Good Work in AfricaBy
Continuing to deliver on its Address for Everyone campaign, the UPU announced today that Addressing Specialist Patricia Vivas recently conducted a workshop for five English speaking African nations to begin the process of developing address systems. The five countries in question were Gambia, Ghana, Liberia, Nigeria, and Sierra Leone. In some of these countries, such as Nigeria, there exist systems already.
The press release underscores the need for standardized and reliable addressing and outlined some of the work that was conducted.
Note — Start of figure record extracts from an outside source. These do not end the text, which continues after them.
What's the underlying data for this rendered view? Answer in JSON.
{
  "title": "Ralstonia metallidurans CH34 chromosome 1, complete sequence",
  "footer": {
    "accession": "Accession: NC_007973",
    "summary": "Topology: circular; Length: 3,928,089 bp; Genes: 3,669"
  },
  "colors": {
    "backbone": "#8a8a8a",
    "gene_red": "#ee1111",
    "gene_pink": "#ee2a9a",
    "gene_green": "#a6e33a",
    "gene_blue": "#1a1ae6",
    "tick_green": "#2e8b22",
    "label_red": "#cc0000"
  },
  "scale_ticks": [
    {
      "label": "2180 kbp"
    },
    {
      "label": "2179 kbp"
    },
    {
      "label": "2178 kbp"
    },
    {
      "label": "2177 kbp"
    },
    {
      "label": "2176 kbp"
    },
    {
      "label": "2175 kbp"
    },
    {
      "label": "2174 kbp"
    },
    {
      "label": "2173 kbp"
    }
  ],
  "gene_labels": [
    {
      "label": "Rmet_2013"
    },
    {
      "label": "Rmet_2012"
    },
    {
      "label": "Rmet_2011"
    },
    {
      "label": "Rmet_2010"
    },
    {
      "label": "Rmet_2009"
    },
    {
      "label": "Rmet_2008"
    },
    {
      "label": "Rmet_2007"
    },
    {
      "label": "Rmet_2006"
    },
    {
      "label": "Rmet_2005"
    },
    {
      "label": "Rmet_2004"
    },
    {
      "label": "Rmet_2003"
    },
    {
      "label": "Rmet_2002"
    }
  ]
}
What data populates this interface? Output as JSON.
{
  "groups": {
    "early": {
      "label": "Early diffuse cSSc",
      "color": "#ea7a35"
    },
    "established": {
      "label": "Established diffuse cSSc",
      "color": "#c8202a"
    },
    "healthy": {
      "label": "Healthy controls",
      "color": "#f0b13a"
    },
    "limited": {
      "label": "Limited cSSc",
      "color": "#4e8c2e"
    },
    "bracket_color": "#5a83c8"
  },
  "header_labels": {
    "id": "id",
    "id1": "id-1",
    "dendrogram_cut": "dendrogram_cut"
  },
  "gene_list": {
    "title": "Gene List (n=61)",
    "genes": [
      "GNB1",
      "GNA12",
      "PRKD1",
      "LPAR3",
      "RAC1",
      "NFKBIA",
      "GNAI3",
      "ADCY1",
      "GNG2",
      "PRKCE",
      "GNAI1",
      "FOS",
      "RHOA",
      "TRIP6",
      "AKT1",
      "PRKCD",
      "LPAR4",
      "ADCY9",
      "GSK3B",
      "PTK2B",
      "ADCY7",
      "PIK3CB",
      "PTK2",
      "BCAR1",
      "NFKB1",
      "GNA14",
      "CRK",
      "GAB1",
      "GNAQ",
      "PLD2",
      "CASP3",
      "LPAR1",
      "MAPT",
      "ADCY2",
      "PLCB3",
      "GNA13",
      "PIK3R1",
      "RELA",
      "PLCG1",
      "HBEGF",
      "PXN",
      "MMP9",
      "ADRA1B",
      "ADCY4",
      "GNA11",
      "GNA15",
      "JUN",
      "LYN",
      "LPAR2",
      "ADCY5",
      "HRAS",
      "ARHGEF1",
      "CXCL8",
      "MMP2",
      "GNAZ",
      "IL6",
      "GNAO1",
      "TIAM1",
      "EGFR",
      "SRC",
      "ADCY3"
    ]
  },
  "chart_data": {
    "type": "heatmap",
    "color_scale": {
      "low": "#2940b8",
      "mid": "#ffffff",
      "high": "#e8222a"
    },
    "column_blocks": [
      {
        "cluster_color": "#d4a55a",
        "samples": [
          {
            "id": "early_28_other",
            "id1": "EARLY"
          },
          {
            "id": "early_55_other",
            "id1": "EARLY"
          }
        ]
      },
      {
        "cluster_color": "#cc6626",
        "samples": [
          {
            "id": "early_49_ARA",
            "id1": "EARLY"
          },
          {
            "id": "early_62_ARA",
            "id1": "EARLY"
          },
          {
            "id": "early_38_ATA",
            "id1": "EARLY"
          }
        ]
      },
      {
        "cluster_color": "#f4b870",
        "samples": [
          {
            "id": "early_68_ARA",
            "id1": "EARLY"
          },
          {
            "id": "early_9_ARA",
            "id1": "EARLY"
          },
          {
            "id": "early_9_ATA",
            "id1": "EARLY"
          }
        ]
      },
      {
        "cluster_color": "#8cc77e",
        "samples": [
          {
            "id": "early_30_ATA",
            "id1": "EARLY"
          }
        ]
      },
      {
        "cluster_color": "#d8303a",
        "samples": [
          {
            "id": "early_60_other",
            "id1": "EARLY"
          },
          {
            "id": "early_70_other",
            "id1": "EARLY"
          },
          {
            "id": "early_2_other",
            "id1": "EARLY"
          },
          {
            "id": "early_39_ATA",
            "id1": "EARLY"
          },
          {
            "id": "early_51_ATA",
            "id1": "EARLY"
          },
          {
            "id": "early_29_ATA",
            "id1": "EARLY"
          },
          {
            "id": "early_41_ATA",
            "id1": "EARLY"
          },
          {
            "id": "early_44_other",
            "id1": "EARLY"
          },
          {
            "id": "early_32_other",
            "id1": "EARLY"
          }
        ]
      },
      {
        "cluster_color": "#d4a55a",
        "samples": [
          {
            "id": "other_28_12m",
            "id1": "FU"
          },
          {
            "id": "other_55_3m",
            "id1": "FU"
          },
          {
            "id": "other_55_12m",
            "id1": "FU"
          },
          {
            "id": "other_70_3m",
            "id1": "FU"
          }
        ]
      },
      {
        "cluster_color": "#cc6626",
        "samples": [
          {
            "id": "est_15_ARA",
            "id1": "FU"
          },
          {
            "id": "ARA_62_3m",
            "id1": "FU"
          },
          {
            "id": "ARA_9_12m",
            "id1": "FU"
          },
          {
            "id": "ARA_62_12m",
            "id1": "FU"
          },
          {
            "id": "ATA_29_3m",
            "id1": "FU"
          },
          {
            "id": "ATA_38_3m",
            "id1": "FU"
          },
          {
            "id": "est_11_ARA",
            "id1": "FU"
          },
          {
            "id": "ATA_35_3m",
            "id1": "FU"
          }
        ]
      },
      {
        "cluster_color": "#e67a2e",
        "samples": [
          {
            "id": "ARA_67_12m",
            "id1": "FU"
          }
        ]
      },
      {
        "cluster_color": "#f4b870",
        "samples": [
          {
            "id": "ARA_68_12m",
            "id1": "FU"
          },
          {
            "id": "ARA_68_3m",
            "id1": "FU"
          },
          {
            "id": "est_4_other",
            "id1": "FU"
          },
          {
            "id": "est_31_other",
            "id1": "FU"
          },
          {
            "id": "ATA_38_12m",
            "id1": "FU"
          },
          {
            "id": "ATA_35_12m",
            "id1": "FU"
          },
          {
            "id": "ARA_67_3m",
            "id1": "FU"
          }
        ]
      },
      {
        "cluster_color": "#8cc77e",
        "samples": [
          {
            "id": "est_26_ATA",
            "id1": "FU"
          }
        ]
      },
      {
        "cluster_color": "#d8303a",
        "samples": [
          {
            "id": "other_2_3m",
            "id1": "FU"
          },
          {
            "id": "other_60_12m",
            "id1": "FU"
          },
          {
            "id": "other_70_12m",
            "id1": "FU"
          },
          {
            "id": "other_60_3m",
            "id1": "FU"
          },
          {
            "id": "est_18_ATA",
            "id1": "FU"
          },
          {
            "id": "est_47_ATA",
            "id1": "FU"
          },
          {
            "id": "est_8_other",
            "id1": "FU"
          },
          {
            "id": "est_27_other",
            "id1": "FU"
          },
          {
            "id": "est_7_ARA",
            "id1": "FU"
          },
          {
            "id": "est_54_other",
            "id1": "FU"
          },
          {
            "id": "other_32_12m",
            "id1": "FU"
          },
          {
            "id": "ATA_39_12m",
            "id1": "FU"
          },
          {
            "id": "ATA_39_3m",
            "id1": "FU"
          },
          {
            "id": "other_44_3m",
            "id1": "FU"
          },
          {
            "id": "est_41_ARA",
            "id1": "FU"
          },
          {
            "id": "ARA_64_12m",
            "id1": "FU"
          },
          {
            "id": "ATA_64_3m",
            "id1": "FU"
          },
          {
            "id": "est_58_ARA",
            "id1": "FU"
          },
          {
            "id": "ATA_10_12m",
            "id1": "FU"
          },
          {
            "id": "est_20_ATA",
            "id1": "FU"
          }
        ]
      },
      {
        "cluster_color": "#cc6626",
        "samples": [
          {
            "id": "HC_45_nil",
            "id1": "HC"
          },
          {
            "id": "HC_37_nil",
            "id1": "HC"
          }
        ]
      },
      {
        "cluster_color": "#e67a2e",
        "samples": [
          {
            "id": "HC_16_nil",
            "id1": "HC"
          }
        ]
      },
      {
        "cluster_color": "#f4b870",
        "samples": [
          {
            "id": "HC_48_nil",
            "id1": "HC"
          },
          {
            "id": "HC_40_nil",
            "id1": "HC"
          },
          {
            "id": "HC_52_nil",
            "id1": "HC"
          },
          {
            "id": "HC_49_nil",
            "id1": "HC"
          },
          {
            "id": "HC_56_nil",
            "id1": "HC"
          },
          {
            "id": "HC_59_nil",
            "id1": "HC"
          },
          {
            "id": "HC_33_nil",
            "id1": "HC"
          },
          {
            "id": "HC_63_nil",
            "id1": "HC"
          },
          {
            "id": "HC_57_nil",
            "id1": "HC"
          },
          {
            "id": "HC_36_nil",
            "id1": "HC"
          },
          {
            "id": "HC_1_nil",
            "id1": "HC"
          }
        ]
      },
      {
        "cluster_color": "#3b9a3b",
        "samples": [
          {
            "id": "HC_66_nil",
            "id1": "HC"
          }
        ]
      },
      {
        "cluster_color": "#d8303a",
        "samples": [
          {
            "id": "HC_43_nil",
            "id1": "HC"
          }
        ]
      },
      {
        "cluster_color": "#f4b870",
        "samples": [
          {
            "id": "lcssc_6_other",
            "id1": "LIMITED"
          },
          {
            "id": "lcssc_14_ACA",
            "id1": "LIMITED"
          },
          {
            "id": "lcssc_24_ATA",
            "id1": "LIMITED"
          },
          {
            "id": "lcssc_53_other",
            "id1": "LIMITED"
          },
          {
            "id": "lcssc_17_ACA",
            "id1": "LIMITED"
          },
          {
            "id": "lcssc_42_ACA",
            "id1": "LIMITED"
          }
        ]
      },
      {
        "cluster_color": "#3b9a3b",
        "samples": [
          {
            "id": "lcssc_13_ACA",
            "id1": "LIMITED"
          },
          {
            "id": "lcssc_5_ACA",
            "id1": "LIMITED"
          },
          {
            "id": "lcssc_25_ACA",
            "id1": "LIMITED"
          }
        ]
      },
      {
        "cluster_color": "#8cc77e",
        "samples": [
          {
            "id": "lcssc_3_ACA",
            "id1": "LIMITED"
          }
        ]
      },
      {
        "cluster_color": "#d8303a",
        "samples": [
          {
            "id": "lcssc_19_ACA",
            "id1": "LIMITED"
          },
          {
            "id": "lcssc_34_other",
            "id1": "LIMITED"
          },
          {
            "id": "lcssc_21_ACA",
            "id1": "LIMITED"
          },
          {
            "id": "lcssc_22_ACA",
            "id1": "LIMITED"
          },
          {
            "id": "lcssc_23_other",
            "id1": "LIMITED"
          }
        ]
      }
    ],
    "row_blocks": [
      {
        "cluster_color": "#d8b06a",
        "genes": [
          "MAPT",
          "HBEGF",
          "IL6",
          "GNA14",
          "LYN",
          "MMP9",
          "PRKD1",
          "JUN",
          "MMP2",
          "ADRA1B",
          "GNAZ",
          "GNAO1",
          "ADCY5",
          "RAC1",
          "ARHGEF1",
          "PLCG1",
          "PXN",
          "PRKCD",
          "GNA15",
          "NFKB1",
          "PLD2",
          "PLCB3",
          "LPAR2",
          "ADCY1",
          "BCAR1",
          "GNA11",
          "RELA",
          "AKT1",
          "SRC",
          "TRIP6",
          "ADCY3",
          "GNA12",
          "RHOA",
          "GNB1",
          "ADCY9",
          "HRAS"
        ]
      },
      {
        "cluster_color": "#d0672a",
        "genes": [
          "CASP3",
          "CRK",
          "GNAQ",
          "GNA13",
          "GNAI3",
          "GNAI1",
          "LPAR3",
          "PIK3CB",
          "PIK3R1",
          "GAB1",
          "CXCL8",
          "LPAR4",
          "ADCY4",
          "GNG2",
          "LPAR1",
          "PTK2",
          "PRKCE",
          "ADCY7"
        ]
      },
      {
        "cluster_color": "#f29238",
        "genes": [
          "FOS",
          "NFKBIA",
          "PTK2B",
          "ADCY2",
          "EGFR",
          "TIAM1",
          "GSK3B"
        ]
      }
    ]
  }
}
The program as described concentrates on helping postal operators become more efficient in processing and delivering mail, collecting taxes, paying out benefits and processing fund transfers.
Notes the UPU, “With proper addressing, citizenship becomes that much more meaningful: being able to locate people geographically makes it easier to send election ballots, issue ID, provide access to regular administrative services, and send bills.”
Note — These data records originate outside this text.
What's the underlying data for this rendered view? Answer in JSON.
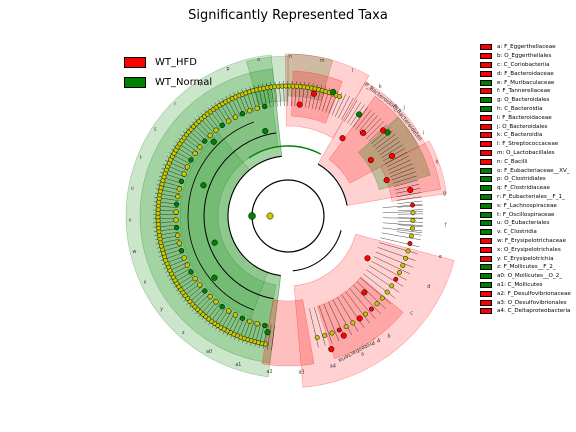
{
  "chart_data": {
    "type": "cladogram",
    "title": "Significantly Represented Taxa",
    "groups": [
      {
        "name": "WT_HFD",
        "color": "#ff0000"
      },
      {
        "name": "WT_Normal",
        "color": "#008000"
      }
    ],
    "taxa": [
      {
        "key": "a",
        "name": "F_Eggerthellaceae",
        "group": "WT_HFD"
      },
      {
        "key": "b",
        "name": "O_Eggerthellales",
        "group": "WT_HFD"
      },
      {
        "key": "c",
        "name": "C_Coriobacteriia",
        "group": "WT_HFD"
      },
      {
        "key": "d",
        "name": "F_Bacteroidaceae",
        "group": "WT_HFD"
      },
      {
        "key": "e",
        "name": "F_Muribaculaceae",
        "group": "WT_Normal"
      },
      {
        "key": "f",
        "name": "F_Tannerellaceae",
        "group": "WT_HFD"
      },
      {
        "key": "g",
        "name": "O_Bacteroidales",
        "group": "WT_Normal"
      },
      {
        "key": "h",
        "name": "C_Bacteroidia",
        "group": "WT_Normal"
      },
      {
        "key": "i",
        "name": "F_Bacteroidaceae",
        "group": "WT_HFD"
      },
      {
        "key": "j",
        "name": "O_Bacteroidales",
        "group": "WT_HFD"
      },
      {
        "key": "k",
        "name": "C_Bacteroidia",
        "group": "WT_HFD"
      },
      {
        "key": "l",
        "name": "F_Streptococcaceae",
        "group": "WT_HFD"
      },
      {
        "key": "m",
        "name": "O_Lactobacillales",
        "group": "WT_HFD"
      },
      {
        "key": "n",
        "name": "C_Bacilli",
        "group": "WT_HFD"
      },
      {
        "key": "o",
        "name": "F_Eubacteriaceae__XV_",
        "group": "WT_Normal"
      },
      {
        "key": "p",
        "name": "O_Clostridiales",
        "group": "WT_Normal"
      },
      {
        "key": "q",
        "name": "F_Clostridiaceae",
        "group": "WT_Normal"
      },
      {
        "key": "r",
        "name": "F_Eubacteriales__F_1_",
        "group": "WT_Normal"
      },
      {
        "key": "s",
        "name": "F_Lachnospiraceae",
        "group": "WT_Normal"
      },
      {
        "key": "t",
        "name": "F_Oscillospiraceae",
        "group": "WT_Normal"
      },
      {
        "key": "u",
        "name": "O_Eubacteriales",
        "group": "WT_Normal"
      },
      {
        "key": "v",
        "name": "C_Clostridia",
        "group": "WT_Normal"
      },
      {
        "key": "w",
        "name": "F_Erysipelotrichaceae",
        "group": "WT_HFD"
      },
      {
        "key": "x",
        "name": "O_Erysipelotrichales",
        "group": "WT_HFD"
      },
      {
        "key": "y",
        "name": "C_Erysipelotrichia",
        "group": "WT_HFD"
      },
      {
        "key": "z",
        "name": "F_Mollicutes__F_2_",
        "group": "WT_Normal"
      },
      {
        "key": "a0",
        "name": "O_Mollicutes__O_2_",
        "group": "WT_Normal"
      },
      {
        "key": "a1",
        "name": "C_Mollicutes",
        "group": "WT_Normal"
      },
      {
        "key": "a2",
        "name": "F_Desulfovibrionaceae",
        "group": "WT_HFD"
      },
      {
        "key": "a3",
        "name": "O_Desulfovibrionales",
        "group": "WT_HFD"
      },
      {
        "key": "a4",
        "name": "C_Deltaproteobacteria",
        "group": "WT_HFD"
      }
    ],
    "clade_labels": [
      {
        "text": "P_Bacteroidota",
        "group": "WT_HFD"
      },
      {
        "text": "P_Bacteroidetes",
        "group": "WT_Normal"
      },
      {
        "text": "P_Proteobacteria",
        "group": "WT_HFD"
      }
    ],
    "ring_labels": [
      "v",
      "u",
      "t",
      "s",
      "r",
      "q",
      "p",
      "o",
      "n",
      "m",
      "l",
      "k",
      "j",
      "i",
      "h",
      "g",
      "f",
      "e",
      "d",
      "c",
      "b",
      "a",
      "a4",
      "a3",
      "a2",
      "a1",
      "a0",
      "z",
      "y",
      "x",
      "w"
    ]
  }
}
All of this is undoubtedly true, and we fully support the UPU in its work. But, we also believe there is another element that should be included in this work and in these programs. That element is provision for making the address databases available to government agencies and businesses on reasonable terms so that the data within these databases may be put to an even wider economic and social use. For example, in a mobile society, which most countries in Africa are, it is important for businesses and government institutions to know where citizens and consumers have moved their residences. Consequently, address data and change of address data should be made available to the business community so that all relevant institutions, public and private, have current and accurate addresses and may reach those citizens.
In short, any complete system of addressing would include provision for licensing address and change of address data to private industry and for engaging the private sector in developing products and services around the address in order to more widely disperse this critical infrastructure element. The Global Address Data Association will continue to advocate this position in the years ahead.